The knowledge of this particular character flaw worries me and only brings forth more questions that concern my future relationship with Italia. Am I missing the true Italia? When I visit her again, will she be everything that I expect or would she have evolved into someone else who I do not understand?
I longingly look at my pictures and treat them as if they are reflections of my lovesick feelings about Italia. I push all of my paranoia aside and I say to myself, “The door to that house may not have been THAT green and weathered and those tiles on that roof may not have been THAT vibrant, but to me they were and will forever be that way.” To me Italia is a place that is timeless and unforgettable.

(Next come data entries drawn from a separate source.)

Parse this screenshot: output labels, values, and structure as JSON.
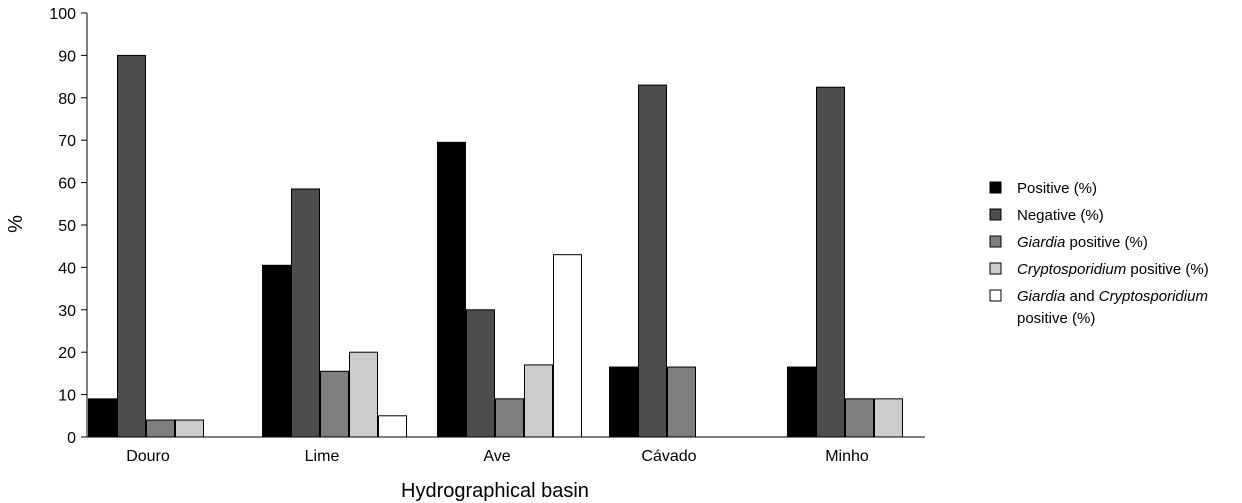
{
  "chart_data": {
    "type": "bar",
    "title": "",
    "xlabel": "Hydrographical basin",
    "ylabel": "%",
    "ylim": [
      0,
      100
    ],
    "yticks": [
      0,
      10,
      20,
      30,
      40,
      50,
      60,
      70,
      80,
      90,
      100
    ],
    "categories": [
      "Douro",
      "Lime",
      "Ave",
      "Cávado",
      "Minho"
    ],
    "legend_position": "right",
    "series": [
      {
        "name": "Positive (%)",
        "legend_parts": [
          {
            "t": "Positive (%)",
            "i": false
          }
        ],
        "color": "#000000",
        "values": [
          9,
          40.5,
          69.5,
          16.5,
          16.5
        ]
      },
      {
        "name": "Negative (%)",
        "legend_parts": [
          {
            "t": "Negative (%)",
            "i": false
          }
        ],
        "color": "#4d4d4d",
        "values": [
          90,
          58.5,
          30,
          83,
          82.5
        ]
      },
      {
        "name": "Giardia positive (%)",
        "legend_parts": [
          {
            "t": "Giardia",
            "i": true
          },
          {
            "t": " positive (%)",
            "i": false
          }
        ],
        "color": "#7f7f7f",
        "values": [
          4,
          15.5,
          9,
          16.5,
          9
        ]
      },
      {
        "name": "Cryptosporidium positive (%)",
        "legend_parts": [
          {
            "t": "Cryptosporidium",
            "i": true
          },
          {
            "t": " positive (%)",
            "i": false
          }
        ],
        "color": "#cccccc",
        "values": [
          4,
          20,
          17,
          0,
          9
        ]
      },
      {
        "name": "Giardia and Cryptosporidium positive (%)",
        "legend_parts": [
          {
            "t": "Giardia",
            "i": true
          },
          {
            "t": " and ",
            "i": false
          },
          {
            "t": "Cryptosporidium",
            "i": true
          }
        ],
        "legend_parts_line2": [
          {
            "t": "positive (%)",
            "i": false
          }
        ],
        "color": "#ffffff",
        "values": [
          0,
          5,
          43,
          0,
          0
        ]
      }
    ]
  }
}
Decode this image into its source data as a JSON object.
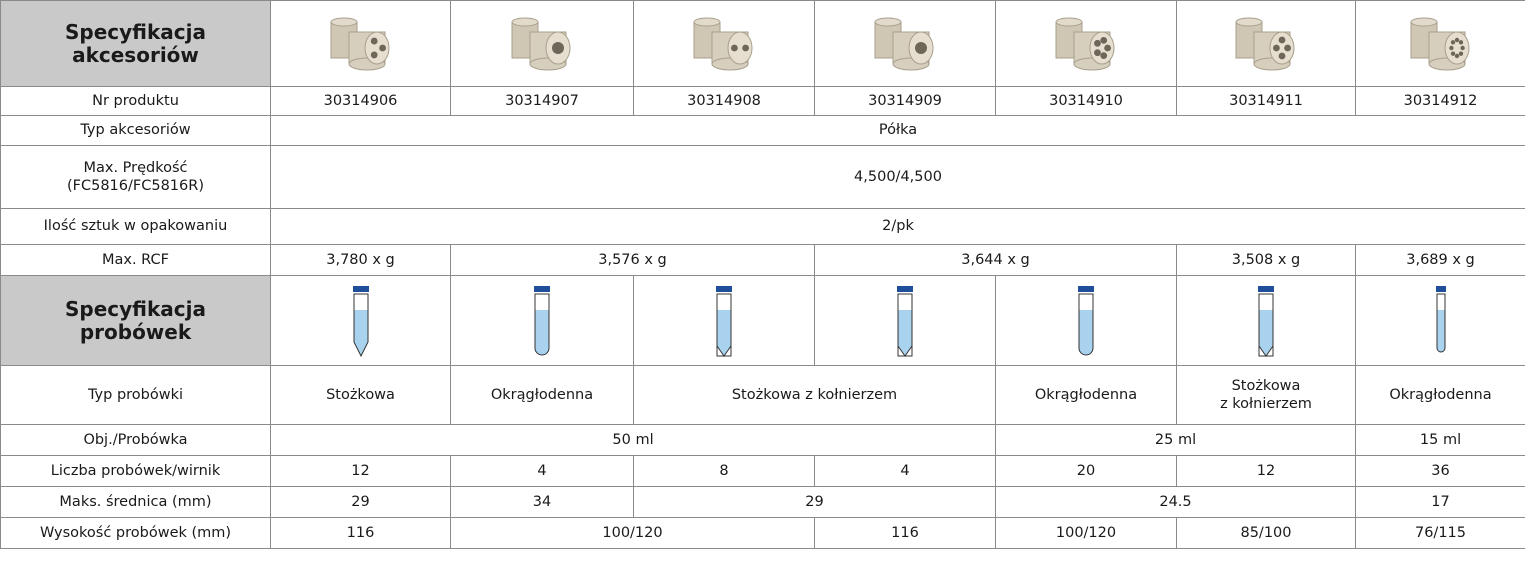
{
  "accessories": {
    "title": "Specyfikacja\nakcesoriów",
    "rows": [
      [
        "Nr produktu",
        "30314906",
        "30314907",
        "30314908",
        "30314909",
        "30314910",
        "30314911",
        "30314912"
      ],
      [
        "Typ akcesoriów",
        "Półka"
      ],
      [
        "Max. Prędkość\n(FC5816/FC5816R)",
        "4,500/4,500"
      ],
      [
        "Ilość sztuk w opakowaniu",
        "2/pk"
      ],
      [
        "Max. RCF",
        "3,780 x g",
        "3,576 x g",
        "3,644 x g",
        "3,508 x g",
        "3,689 x g"
      ]
    ]
  },
  "tubes": {
    "title": "Specyfikacja\nprobówek",
    "rows": [
      [
        "Typ probówki",
        "Stożkowa",
        "Okrągłodenna",
        "Stożkowa z kołnierzem",
        "Okrągłodenna",
        "Stożkowa\nz kołnierzem",
        "Okrągłodenna"
      ],
      [
        "Obj./Probówka",
        "50 ml",
        "25 ml",
        "15 ml"
      ],
      [
        "Liczba probówek/wirnik",
        "12",
        "4",
        "8",
        "4",
        "20",
        "12",
        "36"
      ],
      [
        "Maks. średnica (mm)",
        "29",
        "34",
        "29",
        "24.5",
        "17"
      ],
      [
        "Wysokość probówek (mm)",
        "116",
        "100/120",
        "116",
        "100/120",
        "85/100",
        "76/115"
      ]
    ]
  }
}
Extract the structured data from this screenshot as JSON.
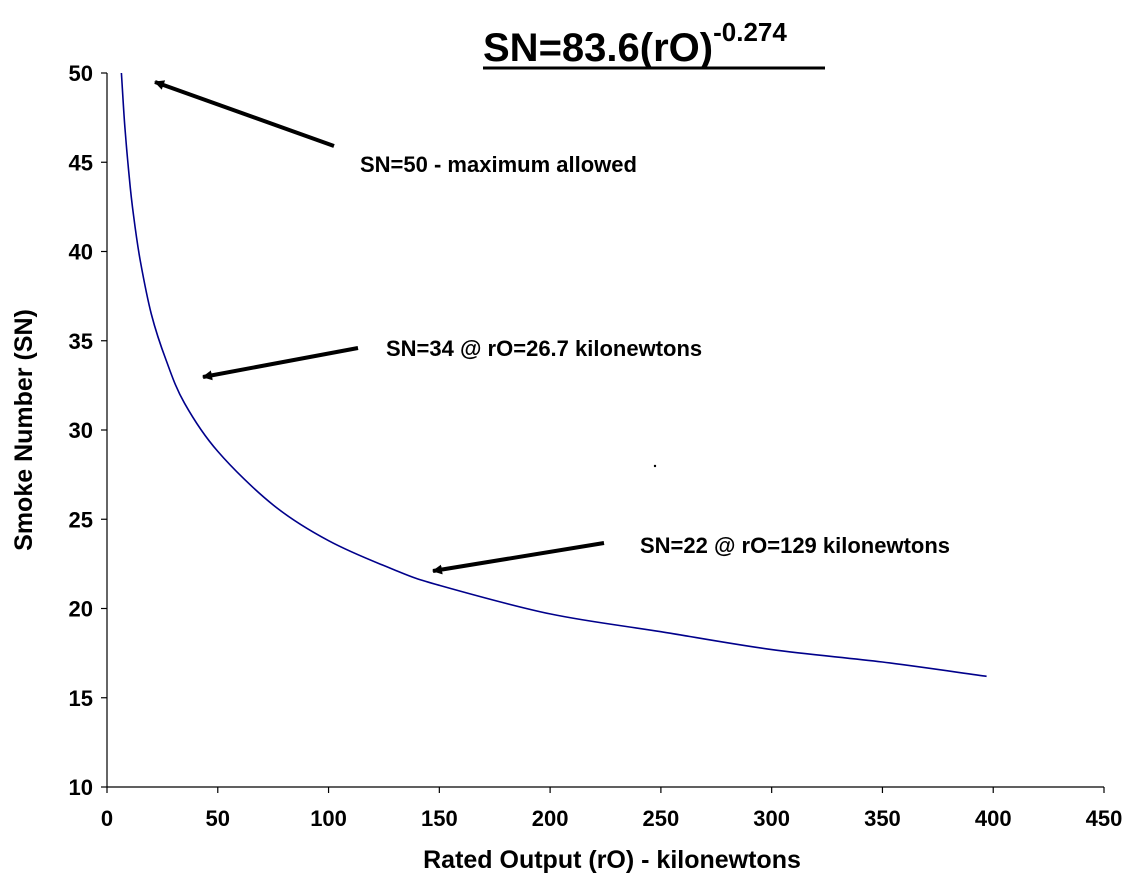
{
  "chart_data": {
    "type": "line",
    "formula": {
      "base": "SN=83.6(rO)",
      "exponent": "-0.274"
    },
    "xlabel": "Rated Output (rO) - kilonewtons",
    "ylabel": "Smoke Number (SN)",
    "xlim": [
      0,
      450
    ],
    "ylim": [
      10,
      50
    ],
    "x_ticks": [
      "0",
      "50",
      "100",
      "150",
      "200",
      "250",
      "300",
      "350",
      "400",
      "450"
    ],
    "y_ticks": [
      "10",
      "15",
      "20",
      "25",
      "30",
      "35",
      "40",
      "45",
      "50"
    ],
    "grid": false,
    "legend": "none",
    "series": [
      {
        "color": "#00008b",
        "x": [
          6.5,
          8,
          10,
          12,
          15,
          20,
          26.7,
          35,
          50,
          75,
          100,
          129,
          150,
          200,
          250,
          300,
          350,
          397
        ],
        "y": [
          50.0,
          47.1,
          44.2,
          42.0,
          39.5,
          36.5,
          33.9,
          31.5,
          28.8,
          25.8,
          23.8,
          22.2,
          21.3,
          19.7,
          18.7,
          17.7,
          17.0,
          16.2
        ]
      }
    ],
    "annotations": [
      {
        "text": "SN=50 - maximum allowed",
        "target": [
          20,
          49.5
        ]
      },
      {
        "text": "SN=34 @ rO=26.7 kilonewtons",
        "target": [
          40,
          32.8
        ]
      },
      {
        "text": "SN=22 @ rO=129 kilonewtons",
        "target": [
          145,
          21.9
        ]
      }
    ]
  }
}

There is probably something damaging about constantly ruminating and reliving the past. In fact, based on psychological studies, in certain situations I know it is damaging. In my case it may cause my expectations to escalate to such as height that disappointment is inevitable, but I have faith in my Italia. The Italia that I have grown to love would never let that happen because she always has something mystifying up her sleeve. I don’t know why but something tells me the next time we meet I know will not be disappointed.


1 Comments:
I do not think that one could be disappointed with Italy. You may find some rude people living all over the country, but I don't think that, historically, artistically and under other aspects, Italy may disappoint anybody. Your essay is full of trigger words, like in the Ad language. I can see that your experience in the pasta-and-pizza country has been remarkably good. I wish you could be come again!